Alabaster offering and Elizabeth Roby Vennum

Elizabeth Vennum
"Give up a want to meet a need"

Explanation of how the Nazarene "Alabaster offering" idea provides buildings for world evangelism

The originator of the Nazarene Alabaster box, Mary Elizabeth Vennum, died in 2000 at age 91.

For years, small cardboard containers about the size of animal crackers boxes with the word "Alabaster" printed on them have been sitting in Nazarene homes where they have served as containers for fmillions of dollars for world evangelism.

The Alabaster box idea began during Mrs. Vennum's dozen years of service on the Nazarene Missions International Global Council. In the late 1940's, the Church of the Nazarene was experiencing a crunch in mission funding. At the 1949 General NMI Council meeting, Mrs. Vennum was asked to come up with an idea that would raise additional money for land purchases and building construction needs on Nazarene mission fields. As she returned from Kansas City to her Florida home on the train, Vennum said the Lord gave her the details for the Alabaster offering. "And the rest is now history," said Nina Gunter, former general NMI director.

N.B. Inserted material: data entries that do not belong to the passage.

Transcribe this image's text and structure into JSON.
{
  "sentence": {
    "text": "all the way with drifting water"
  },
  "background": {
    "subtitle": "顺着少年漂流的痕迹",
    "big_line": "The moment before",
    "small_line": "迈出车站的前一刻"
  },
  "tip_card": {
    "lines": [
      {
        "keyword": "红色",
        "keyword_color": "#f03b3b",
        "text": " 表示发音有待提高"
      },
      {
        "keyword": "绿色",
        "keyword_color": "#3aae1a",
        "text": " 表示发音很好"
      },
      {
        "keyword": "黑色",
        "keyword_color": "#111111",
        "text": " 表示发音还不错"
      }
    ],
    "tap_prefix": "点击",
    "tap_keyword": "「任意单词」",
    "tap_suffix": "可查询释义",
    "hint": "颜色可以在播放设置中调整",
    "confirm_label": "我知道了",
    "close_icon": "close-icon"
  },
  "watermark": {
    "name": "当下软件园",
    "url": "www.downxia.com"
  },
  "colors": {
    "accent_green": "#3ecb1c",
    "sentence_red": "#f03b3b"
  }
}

The offering promotion was based on the story of the woman pouring perfume on Jesus from a ontainer carved from soft alabaster stone. Building on that Biblical story, Mrs. Vennum decided to ask Nazarene women to put off buying that new perfume for themselves or postpone getting a new dress and to give that money to world missions instead (in sort of the same way that the woman gave her bottle of perfume to Jesus).

Mrs. Vennum promoted her offering idea with the slogan: "Give up a want to meet a need." Since its inception, that semi-annual Alabaster offering (in February and September) has generated more than $100 million dollars for land purchase and construction at thousands of sites throughout the world.

Without public fanfare, Mrs. Vennum also encouraged and financed the education of national pastors and evangelists in several Third World countries. She also personally mentored numerous young preachers and Christian lay leaders in the U.S.A.

It seemed particularly serendipitous that Mrs. Vennum's homegoing occurred during Alabaster's 50th anniversary year.

The Alabaster box wasn't Elizabeth Vennum's only creative moment. Along the way, she also developed materials and methods for Christian education at the local church level. As an ordained Nazarene elder, she was also innovative in leading people to do share their faith with friends and family members.

Elizabeth Vennum's father was a Nazarene pastor. Feeling a call to ministry, she began her training in Nashville at what is now Trevecca Nazarene University. She transferred north to Eastern Nazarene College in the Boston area, graduating from that school in 1932. She married Earle Vennum in 1934. Together, they served the Lord as a pastoral team for churches in Florida, Indiana and Tennessee.